Foreign doctors urgently needed to ease doctor shortage
In April this year, the Medical Council discussed four proposals on exempting non-locally trained doctors from internship. It turned out that all four proposals were rejected, sparking off a public outcry, with public opinions almost unanimously agreeing that industry protectionism must not be allowed to override the overall interests of society. After several twists and turns, the Medical Council finally adopted a new proposal in May. Generally, a non-locally trained doctor may be exempted from a six-month internship and directly obtain an official doctor’s license if he or she has completed three years of service at a designated institution and passed the examination. On the surface, the matter has quietened down for now, but the problem is that even the medical profession has deduced that the new solution will only attract a few dozen overseas doctors annually, which is an utterly inadequate measure, showing that this hard-won solution is insignificant in the big picture. So, what should we do next? When is it possible to have sufficient doctors? Unfortunately, these questions still have no answer. What is certain, however, is that the public will pay a very heavy price if we continue to move at the current snail pace, so we must not turn a blind eye to Hong Kong’s current critical and pressing shortage of medical personnel.

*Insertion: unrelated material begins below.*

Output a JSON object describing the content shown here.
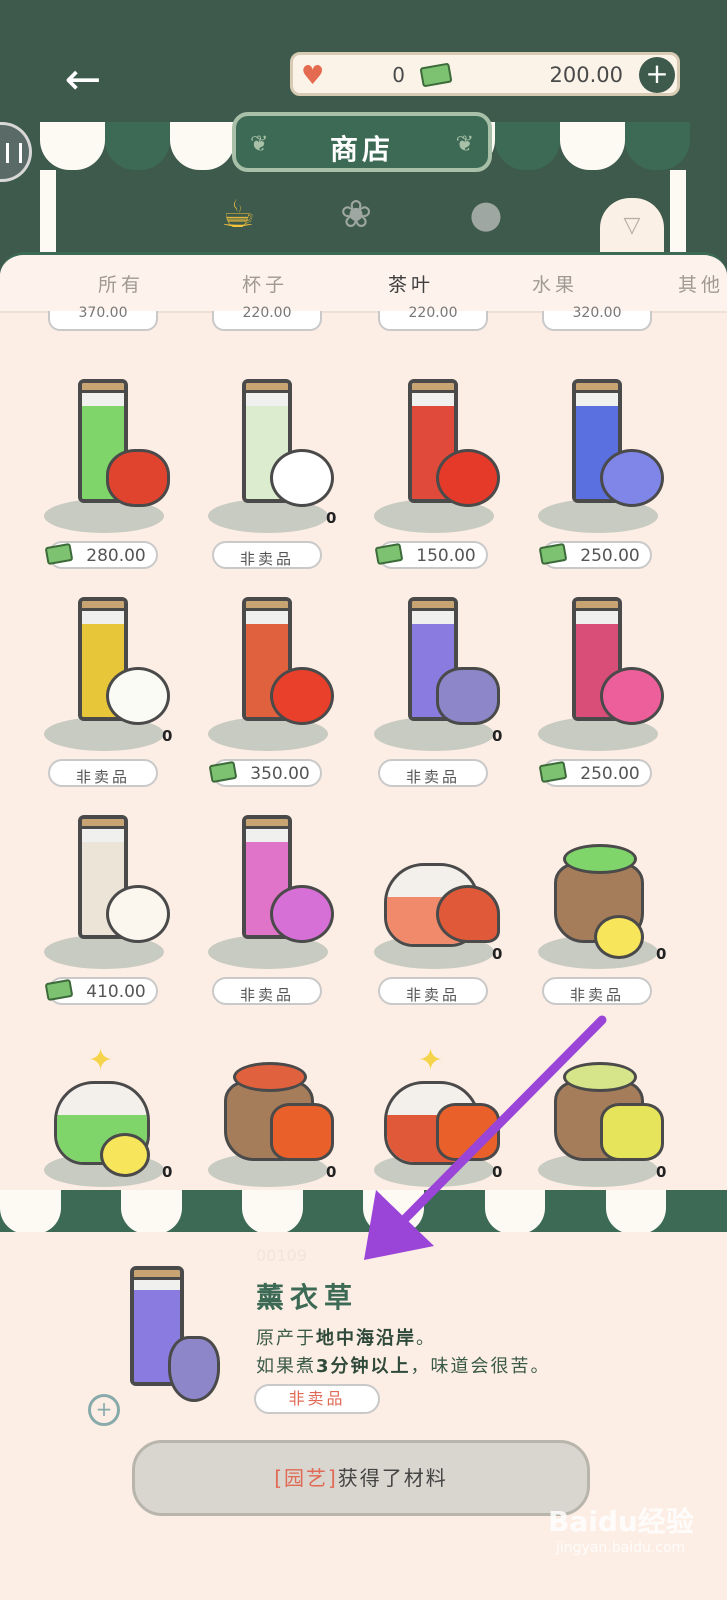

In fact, various parties in the LegCo have closely followed up on this issue. Regardless of the solutions they proposed, the direction is to remove all unreasonable obstacles under the existing system to increase the number of foreign doctors in Hong Kong, which will also facilitate the return of Hong Kong’s non-locally trained doctors to practice medicine in Hong Kong. I hope that the LegCo can resume normal functioning as soon as possible. At least we should stop social idling and not allow political differences to affect major economic and people’s livelihood issues.
This is a free translation. For the exact meaning of the article, please refer to the Chinese version.